If you recall from Part 1, cluster status is reported as red if one or more primary shards (and its replicas) is missing, and yellow if one or more replica shards is missing. Normally, this happens when a node drops off the cluster for whatever reason (hardware failure, long garbage collection time, etc.). Once the node recovers, its shards will remain in an initializing state before they transition back to active status.

回顾第1部分,如果丢失一个或多个主分片(及其副本),集群状态将报告为红色;如果丢失一个或多个副本分片,则报告为黄色。通常,这种情况发生在节点出于某些原因(硬件故障、长时间的垃圾收集时间等)退出集群时。一旦节点恢复,它的分片在转换会活跃状态之前将保持初始化状态。

The number of initializing shards typically peaks when a node rejoins the cluster, and then drops back down as the shards transition into an active state, as shown in the graph below.

初始化碎片的数量通常在节点重新加入集群时达到峰值,然后随着分片转换为活跃状态而下降,如下图所示。

22.png


During this initialization period, your cluster state may transition from green to yellow or red until the shards on the recovering node regain active status. In many cases, a brief status change to yellow or red may not require any action on your part.

在此初始化期间,集群状态可能从绿色转变为黄色或红色,直到恢复节点上的分片重新恢复到活跃状态。在很多情况下,一个简短的状态变化为黄色或红色可能不需要你的任何行动。

23.png


However, if you notice that your cluster status is lingering in red or yellow state for an extended period of time, verify that the cluster is recognizing the correct number of Elasticsearch nodes, either by consulting Datadog’s dashboard or by querying the Cluster Health API detailed in Part 2.

但是,如果您注意到您的集群状态在红色或黄色状态中徘徊了很长一段时间,请通过查阅Datadog的仪表板或查询第2部分中详细介绍的集群健康API来验证集群是否识别了正确的ES节点数量。

24.png


If the number of active nodes is lower than expected, it means that at least one of your nodes lost its connection and hasn’t been able to rejoin the cluster. To find out which node(s) left the cluster, check the logs (located by default in the logs folder of your Elasticsearch home directory) for a line similar to the following:

如果活动节点的数量低于预期,则意味着至少有一个节点失去了连接,无法重新加入集群。要找出离开集群的节点,请检查日志(默认位于您的Elasticsearch home目录的logs文件夹中),查找与以下内容类似的行::
[TIMESTAMP] ... Cluster health status changed from [GREEN] to [RED]

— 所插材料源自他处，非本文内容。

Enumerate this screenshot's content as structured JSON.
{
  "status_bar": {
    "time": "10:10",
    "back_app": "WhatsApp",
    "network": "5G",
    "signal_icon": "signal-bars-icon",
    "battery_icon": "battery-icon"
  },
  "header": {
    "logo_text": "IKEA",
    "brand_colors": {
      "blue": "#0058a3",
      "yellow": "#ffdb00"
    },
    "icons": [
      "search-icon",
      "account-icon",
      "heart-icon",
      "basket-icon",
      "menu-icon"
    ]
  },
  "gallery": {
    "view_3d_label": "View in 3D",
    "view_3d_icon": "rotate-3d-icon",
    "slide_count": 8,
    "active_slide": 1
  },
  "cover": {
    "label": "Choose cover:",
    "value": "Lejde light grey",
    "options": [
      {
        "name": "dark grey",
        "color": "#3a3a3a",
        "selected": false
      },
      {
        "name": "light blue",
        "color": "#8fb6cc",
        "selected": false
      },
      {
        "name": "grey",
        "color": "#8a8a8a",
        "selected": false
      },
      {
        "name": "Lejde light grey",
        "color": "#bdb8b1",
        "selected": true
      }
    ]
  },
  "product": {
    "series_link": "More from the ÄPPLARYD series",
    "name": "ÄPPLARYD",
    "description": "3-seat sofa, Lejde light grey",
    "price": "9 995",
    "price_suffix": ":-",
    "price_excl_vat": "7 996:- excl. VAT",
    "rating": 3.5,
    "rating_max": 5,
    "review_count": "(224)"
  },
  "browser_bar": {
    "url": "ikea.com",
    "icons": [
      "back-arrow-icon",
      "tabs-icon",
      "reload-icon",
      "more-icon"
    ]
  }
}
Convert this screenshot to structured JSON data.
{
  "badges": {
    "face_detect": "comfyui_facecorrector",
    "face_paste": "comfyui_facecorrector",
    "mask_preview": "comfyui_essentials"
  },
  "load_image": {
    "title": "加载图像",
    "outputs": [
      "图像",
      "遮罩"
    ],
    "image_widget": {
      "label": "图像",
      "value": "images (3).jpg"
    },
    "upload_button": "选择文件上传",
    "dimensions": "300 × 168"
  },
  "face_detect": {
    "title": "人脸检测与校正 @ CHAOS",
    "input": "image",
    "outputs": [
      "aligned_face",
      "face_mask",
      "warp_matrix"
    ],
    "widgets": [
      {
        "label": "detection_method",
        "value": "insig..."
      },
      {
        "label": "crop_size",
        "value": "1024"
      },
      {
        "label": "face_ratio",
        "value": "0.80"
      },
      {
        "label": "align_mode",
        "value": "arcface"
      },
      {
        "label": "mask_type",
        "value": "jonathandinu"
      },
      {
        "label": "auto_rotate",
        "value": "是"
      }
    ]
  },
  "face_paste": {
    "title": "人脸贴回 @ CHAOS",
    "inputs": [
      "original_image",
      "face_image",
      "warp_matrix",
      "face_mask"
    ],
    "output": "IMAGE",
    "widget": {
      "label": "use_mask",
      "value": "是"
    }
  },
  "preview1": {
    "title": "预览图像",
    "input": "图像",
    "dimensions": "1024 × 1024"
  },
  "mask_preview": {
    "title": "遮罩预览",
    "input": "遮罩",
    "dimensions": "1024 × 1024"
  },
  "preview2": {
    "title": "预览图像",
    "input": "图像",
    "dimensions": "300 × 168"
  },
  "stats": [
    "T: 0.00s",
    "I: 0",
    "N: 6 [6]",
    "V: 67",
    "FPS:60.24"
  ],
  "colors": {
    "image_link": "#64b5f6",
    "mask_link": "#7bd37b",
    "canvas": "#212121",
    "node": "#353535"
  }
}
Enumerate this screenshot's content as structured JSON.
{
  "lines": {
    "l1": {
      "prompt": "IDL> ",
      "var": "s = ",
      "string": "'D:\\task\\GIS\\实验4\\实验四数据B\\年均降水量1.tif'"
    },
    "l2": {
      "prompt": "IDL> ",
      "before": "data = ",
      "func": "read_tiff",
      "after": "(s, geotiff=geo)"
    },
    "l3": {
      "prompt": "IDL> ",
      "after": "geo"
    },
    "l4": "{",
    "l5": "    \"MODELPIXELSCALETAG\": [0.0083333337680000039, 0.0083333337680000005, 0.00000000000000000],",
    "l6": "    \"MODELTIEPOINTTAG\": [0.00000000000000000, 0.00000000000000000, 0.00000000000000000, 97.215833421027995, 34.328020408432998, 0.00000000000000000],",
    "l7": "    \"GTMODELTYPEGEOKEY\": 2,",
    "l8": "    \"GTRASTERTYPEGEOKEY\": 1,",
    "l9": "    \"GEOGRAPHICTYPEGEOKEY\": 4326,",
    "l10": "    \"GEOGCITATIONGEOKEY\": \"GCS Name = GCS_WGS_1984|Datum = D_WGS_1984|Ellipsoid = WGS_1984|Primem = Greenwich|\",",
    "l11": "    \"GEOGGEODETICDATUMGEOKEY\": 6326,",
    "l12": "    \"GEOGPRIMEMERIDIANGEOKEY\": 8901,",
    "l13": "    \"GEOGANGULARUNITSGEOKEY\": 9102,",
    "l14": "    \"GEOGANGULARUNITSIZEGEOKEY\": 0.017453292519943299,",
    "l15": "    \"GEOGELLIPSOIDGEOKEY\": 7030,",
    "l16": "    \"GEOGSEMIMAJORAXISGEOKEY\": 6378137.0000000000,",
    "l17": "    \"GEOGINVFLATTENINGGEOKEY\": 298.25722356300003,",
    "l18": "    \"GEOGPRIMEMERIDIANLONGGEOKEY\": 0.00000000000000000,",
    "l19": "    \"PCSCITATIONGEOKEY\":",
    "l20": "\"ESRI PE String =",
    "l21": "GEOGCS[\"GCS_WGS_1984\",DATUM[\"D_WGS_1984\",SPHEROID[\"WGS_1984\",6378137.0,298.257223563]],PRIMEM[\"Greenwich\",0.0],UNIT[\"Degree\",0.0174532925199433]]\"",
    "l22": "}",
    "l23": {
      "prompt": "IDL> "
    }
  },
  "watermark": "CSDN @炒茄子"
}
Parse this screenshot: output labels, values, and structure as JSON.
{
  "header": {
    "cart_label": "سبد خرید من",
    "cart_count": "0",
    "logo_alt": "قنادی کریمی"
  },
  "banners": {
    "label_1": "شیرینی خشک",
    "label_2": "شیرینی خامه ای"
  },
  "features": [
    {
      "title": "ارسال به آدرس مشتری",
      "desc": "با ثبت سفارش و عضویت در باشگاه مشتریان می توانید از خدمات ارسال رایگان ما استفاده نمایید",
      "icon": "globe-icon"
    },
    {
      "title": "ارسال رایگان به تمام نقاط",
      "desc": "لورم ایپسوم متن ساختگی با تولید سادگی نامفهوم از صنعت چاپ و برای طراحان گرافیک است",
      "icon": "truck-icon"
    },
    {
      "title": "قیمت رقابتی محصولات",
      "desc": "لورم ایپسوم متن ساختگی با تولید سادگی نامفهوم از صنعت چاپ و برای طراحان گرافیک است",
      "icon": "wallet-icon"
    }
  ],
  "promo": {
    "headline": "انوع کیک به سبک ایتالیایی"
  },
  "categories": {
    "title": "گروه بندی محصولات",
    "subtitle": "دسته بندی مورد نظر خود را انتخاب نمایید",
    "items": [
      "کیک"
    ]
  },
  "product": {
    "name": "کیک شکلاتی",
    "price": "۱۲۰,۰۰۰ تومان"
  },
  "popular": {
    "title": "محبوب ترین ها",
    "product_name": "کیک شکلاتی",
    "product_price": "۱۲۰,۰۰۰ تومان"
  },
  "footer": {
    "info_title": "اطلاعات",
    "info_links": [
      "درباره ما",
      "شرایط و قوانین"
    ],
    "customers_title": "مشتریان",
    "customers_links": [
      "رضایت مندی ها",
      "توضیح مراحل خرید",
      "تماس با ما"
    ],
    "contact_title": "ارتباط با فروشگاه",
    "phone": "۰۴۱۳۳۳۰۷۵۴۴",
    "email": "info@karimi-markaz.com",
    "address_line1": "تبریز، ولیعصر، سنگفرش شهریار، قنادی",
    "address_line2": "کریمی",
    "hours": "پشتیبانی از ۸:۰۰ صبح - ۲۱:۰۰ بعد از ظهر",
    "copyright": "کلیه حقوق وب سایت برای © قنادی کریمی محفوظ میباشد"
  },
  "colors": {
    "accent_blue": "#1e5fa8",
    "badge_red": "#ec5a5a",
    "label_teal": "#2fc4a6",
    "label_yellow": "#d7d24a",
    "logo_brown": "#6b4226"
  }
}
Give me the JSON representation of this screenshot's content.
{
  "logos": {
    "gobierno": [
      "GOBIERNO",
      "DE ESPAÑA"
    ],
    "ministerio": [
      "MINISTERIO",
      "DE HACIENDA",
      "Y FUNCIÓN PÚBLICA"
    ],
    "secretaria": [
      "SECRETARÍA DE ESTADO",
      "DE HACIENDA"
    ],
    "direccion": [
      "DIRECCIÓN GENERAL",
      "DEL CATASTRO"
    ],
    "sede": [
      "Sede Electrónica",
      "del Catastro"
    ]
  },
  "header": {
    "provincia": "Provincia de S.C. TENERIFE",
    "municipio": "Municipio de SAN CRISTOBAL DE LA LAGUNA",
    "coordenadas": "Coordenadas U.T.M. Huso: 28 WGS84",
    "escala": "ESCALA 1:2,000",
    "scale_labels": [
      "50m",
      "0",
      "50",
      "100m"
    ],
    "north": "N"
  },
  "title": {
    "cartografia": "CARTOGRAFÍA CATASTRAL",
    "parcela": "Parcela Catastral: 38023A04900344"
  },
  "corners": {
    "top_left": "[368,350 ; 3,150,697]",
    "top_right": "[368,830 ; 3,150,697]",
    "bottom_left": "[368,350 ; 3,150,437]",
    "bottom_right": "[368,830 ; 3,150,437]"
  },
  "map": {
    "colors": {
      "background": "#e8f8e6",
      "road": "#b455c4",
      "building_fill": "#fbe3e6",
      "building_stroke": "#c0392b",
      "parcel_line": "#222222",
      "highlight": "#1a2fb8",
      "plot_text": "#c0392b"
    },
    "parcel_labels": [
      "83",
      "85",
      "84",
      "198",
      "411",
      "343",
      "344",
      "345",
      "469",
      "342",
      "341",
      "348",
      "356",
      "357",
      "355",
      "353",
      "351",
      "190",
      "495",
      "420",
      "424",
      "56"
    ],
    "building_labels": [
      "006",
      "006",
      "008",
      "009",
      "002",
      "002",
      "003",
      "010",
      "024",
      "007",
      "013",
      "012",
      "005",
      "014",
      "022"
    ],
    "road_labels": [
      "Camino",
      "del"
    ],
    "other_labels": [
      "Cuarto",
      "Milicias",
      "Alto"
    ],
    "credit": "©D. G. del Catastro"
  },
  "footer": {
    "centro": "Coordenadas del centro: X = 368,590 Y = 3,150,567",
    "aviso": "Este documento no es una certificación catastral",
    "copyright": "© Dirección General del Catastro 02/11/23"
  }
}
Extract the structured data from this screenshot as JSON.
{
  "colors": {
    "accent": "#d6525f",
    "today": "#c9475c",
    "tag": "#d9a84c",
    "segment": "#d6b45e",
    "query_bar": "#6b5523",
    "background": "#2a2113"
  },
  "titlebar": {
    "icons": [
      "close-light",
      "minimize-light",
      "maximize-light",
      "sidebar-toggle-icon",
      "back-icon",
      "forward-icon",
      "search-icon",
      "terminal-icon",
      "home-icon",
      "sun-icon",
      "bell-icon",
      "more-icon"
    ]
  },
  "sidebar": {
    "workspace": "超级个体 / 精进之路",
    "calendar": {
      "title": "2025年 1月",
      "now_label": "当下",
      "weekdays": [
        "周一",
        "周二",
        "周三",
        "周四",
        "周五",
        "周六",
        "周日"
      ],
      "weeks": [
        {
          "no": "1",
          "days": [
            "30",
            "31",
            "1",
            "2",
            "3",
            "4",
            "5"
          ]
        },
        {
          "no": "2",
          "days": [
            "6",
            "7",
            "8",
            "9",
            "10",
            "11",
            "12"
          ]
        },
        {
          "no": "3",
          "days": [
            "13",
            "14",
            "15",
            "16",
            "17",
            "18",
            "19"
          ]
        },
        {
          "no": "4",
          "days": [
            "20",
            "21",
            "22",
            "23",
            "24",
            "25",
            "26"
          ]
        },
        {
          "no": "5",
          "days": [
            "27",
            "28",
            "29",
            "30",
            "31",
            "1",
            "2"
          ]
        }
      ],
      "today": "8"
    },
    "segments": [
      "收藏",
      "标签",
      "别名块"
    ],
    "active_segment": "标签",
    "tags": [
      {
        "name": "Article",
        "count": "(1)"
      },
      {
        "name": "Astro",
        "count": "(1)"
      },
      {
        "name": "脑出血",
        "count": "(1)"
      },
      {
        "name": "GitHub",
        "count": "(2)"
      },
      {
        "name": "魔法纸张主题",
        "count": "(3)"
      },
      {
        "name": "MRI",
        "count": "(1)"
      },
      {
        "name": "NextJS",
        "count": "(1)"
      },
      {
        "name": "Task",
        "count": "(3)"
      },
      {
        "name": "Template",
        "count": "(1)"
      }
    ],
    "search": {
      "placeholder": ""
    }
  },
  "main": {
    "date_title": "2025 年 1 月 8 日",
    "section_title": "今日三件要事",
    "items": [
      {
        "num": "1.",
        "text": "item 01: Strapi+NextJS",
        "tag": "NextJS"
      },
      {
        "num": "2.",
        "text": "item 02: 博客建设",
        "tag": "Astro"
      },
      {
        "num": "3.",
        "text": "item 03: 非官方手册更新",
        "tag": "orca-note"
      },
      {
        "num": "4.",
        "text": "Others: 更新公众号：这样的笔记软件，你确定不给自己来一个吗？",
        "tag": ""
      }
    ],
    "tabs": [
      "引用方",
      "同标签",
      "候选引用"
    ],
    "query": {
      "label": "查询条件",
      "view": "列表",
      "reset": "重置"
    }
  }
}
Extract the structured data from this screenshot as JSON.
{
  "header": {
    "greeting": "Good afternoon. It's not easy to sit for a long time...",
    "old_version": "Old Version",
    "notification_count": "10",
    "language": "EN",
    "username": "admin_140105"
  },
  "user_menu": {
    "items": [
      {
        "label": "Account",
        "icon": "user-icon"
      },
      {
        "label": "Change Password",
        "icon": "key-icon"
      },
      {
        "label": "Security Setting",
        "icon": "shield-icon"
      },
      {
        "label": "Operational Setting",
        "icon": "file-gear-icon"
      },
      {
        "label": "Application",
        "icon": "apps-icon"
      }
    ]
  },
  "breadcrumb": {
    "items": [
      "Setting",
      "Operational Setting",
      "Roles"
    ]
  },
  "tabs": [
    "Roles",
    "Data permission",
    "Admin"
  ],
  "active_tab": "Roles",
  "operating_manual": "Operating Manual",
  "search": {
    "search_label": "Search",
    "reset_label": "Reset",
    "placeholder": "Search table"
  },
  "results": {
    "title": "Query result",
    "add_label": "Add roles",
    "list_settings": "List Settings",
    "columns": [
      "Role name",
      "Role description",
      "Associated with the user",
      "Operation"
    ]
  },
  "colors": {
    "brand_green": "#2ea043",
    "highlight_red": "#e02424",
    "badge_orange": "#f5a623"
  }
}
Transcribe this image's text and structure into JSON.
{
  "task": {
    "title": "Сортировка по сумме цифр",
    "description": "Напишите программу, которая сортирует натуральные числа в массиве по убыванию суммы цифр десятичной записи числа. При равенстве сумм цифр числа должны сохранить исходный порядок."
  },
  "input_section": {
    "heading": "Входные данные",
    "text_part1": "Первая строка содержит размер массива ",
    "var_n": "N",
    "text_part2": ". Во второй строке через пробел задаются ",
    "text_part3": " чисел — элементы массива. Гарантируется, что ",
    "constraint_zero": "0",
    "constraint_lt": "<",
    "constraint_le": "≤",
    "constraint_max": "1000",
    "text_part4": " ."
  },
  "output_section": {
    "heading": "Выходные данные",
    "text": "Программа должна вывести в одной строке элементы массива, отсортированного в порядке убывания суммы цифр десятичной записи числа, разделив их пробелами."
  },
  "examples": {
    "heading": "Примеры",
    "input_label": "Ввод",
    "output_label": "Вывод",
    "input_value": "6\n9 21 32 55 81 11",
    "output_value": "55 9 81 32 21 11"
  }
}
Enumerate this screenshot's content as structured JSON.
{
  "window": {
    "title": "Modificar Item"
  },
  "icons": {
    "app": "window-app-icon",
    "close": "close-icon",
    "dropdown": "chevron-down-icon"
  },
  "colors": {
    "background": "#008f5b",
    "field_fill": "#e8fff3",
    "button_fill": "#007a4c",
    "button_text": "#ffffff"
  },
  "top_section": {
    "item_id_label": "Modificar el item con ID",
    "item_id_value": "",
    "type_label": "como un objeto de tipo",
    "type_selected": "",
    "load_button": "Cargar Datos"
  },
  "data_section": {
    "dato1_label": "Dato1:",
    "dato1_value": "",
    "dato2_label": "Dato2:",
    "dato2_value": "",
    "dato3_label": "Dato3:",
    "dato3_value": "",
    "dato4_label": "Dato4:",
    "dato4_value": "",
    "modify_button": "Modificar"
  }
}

Reasons for node failure can vary, ranging from hardware or hypervisor failures, to out-of-memory errors. Check any of the monitoring tools outlined here for unusual changes in performance metrics that may have occurred around the same time the node failed, such as a sudden spike in the current rate of search or indexing requests. Once you have an idea of what may have happened, if it is a temporary failure, you can try to get the disconnected node(s) to recover and rejoin the cluster. If it is a permanent failure, and you are not able to recover the node, you can add new nodes and let Elasticsearch take care of recovering from any available replica shards; replica shards can be promoted to primary shards and redistributed on the new nodes you just added.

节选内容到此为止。